Why two of his Amazon rainforest advocates chose to leave the region entirely and run for Congress in the state of São Paulo, thousands of miles away, is historically This explains the small and declining support for the environment. They include indigenous leader Sonia Guajajara, who Time magazine has crowned him one of the world's most influential people, and her two-time senator-elected former minister from the Amazonian state of Acre. This is Marina Silva.

For Mario Mantovani, senior adviser to the Environmental Congressional Front, legislators who supported Bolsonaro had access to generous federal funds they could hand out, which allowed them to take environmental-based measures in Amazonian states. Running campaigns has become more difficult this year... as they choose.
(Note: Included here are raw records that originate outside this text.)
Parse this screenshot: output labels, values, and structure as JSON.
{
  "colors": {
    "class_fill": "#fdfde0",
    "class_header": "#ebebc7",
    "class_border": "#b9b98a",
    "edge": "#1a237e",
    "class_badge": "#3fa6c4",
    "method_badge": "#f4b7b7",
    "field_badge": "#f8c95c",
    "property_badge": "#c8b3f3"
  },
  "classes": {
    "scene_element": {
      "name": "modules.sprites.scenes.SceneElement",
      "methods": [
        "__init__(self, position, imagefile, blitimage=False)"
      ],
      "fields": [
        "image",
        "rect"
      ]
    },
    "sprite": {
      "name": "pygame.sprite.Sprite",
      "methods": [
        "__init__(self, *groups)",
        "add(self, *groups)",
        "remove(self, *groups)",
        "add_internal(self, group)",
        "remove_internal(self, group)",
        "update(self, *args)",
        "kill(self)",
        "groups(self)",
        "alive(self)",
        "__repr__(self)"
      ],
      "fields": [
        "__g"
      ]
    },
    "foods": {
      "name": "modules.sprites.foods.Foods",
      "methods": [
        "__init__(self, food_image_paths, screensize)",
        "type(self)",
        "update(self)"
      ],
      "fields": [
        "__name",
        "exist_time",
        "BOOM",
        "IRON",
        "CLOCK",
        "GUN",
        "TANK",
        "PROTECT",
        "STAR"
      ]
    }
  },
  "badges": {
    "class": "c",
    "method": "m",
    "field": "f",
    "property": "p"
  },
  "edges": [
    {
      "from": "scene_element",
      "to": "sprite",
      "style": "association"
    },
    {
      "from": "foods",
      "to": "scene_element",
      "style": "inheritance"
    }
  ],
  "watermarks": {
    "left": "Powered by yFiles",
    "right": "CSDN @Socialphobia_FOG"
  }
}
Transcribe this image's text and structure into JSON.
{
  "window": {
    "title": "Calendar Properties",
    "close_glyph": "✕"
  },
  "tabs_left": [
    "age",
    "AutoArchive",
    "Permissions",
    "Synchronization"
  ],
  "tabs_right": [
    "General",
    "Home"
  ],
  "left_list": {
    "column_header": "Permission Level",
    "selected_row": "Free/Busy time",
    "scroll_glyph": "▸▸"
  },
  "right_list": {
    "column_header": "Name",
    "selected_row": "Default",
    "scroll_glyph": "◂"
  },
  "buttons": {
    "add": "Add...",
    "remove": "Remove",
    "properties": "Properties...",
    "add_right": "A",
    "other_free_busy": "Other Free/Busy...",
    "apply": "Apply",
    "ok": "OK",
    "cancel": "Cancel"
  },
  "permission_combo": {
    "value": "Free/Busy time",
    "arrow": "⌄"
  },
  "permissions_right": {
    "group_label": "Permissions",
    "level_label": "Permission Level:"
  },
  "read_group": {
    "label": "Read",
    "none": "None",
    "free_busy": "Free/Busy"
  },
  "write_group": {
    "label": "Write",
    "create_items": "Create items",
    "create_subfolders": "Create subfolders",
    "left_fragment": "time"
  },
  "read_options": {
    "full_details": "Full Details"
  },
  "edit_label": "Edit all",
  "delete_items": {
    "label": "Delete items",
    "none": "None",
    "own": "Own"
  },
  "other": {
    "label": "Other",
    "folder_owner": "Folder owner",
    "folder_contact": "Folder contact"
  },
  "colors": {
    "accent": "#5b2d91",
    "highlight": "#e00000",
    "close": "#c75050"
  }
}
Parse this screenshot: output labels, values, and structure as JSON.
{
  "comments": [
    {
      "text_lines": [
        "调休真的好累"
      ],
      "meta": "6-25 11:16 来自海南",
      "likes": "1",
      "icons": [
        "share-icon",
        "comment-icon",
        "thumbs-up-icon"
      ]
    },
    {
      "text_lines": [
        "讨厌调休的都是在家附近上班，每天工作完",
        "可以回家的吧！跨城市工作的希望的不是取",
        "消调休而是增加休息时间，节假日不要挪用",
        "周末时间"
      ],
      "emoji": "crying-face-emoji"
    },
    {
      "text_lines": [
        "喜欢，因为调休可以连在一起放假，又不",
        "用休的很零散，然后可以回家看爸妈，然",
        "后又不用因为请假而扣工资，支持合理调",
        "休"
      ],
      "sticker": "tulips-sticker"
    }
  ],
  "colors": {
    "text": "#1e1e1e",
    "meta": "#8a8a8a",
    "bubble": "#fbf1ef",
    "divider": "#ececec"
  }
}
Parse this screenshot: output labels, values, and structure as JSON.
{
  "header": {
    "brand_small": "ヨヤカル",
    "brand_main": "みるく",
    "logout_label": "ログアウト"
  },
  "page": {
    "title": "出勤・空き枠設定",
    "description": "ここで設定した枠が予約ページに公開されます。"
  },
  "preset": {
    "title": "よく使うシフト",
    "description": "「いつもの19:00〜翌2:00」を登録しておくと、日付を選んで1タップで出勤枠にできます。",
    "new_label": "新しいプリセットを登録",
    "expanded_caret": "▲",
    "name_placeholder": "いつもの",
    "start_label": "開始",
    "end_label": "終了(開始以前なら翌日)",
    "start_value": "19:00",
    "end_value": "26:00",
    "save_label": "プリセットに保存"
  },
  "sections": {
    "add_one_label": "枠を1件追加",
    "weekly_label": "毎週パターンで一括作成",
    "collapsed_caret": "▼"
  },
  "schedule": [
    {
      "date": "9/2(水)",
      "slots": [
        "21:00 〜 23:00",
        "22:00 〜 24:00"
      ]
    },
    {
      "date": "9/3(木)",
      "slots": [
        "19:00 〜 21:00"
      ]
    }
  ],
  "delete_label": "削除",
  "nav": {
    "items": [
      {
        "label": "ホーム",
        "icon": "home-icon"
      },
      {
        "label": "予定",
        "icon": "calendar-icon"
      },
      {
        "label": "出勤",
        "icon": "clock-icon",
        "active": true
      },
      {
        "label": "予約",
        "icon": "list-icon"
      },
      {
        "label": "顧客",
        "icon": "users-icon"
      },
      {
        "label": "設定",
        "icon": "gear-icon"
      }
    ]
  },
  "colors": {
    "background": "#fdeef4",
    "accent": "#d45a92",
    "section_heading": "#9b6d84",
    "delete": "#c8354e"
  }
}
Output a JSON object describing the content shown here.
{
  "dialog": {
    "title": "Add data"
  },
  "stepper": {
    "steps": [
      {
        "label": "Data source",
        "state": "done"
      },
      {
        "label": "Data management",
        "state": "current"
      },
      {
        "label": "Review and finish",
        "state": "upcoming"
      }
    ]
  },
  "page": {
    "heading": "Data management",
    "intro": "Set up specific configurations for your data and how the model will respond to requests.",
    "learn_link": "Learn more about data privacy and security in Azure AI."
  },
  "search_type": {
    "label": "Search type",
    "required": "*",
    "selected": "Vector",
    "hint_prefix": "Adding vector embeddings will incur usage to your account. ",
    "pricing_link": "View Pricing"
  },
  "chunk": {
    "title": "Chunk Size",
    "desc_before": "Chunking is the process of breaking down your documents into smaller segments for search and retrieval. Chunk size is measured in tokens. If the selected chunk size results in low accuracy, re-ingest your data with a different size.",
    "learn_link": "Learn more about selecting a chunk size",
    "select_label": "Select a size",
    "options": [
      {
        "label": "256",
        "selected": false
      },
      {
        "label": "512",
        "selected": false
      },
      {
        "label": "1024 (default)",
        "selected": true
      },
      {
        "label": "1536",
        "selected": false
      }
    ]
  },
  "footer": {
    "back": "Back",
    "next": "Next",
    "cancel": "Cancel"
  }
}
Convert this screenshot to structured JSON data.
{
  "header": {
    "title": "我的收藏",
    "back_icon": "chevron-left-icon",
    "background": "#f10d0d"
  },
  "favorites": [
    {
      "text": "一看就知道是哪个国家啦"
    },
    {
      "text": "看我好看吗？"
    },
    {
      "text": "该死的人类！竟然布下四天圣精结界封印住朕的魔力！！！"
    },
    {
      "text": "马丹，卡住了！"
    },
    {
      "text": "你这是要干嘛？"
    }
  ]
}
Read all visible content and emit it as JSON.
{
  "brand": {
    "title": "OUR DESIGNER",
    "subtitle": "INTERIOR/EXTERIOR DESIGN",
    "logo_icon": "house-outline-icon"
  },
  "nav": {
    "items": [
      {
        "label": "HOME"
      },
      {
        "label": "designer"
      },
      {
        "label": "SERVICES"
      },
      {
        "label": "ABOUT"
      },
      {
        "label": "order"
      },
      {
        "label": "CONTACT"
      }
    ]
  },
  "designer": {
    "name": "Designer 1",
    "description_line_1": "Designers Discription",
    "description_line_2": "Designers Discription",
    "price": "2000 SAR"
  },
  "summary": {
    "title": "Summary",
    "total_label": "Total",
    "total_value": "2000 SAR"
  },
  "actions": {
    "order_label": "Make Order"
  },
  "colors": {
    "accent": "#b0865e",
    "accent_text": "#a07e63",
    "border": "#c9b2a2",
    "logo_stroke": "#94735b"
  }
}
"They've invested so much money in this region that it's hard to even come up with a strategy against them. It's a game played with marked cards. It will be gone and you won't be able to do anything," Mantovani said in a telephone interview with the AP.

In such a hostile environment, he said, it makes sense to run for election in São Paulo, where many people care about the Amazon.

Despite these possibilities, several lesser-known environmental candidates are vying for the Amazonian states, most of them indigenous leaders. Vanda Witoto is running for Congress in Amazonas. The state has eight seats, now all occupied by men, none from her party Rede, founded and led by former environment minister Marina Silva.

"It's a challenge as big as Amazon," Witoto told his AP by phone. ``We already have a threat background for the protection of the environment and indigenous peoples. A suburban nurse who has no net worth according to disclosure. Mello, whose main business is the air transportation of gold miners, has declared assets of $6.5 million.

Recently, during an expedition she Witoto was harassed by a car that followed her group for dozens of kilometers. She said it was because she and her supporters wore red hats associated with the landless movement in Brazil. was advised by indigenous leaders who supported her not to wear red or green to avoid attention from Bolsonaro's supporters. I am wearing it," she said.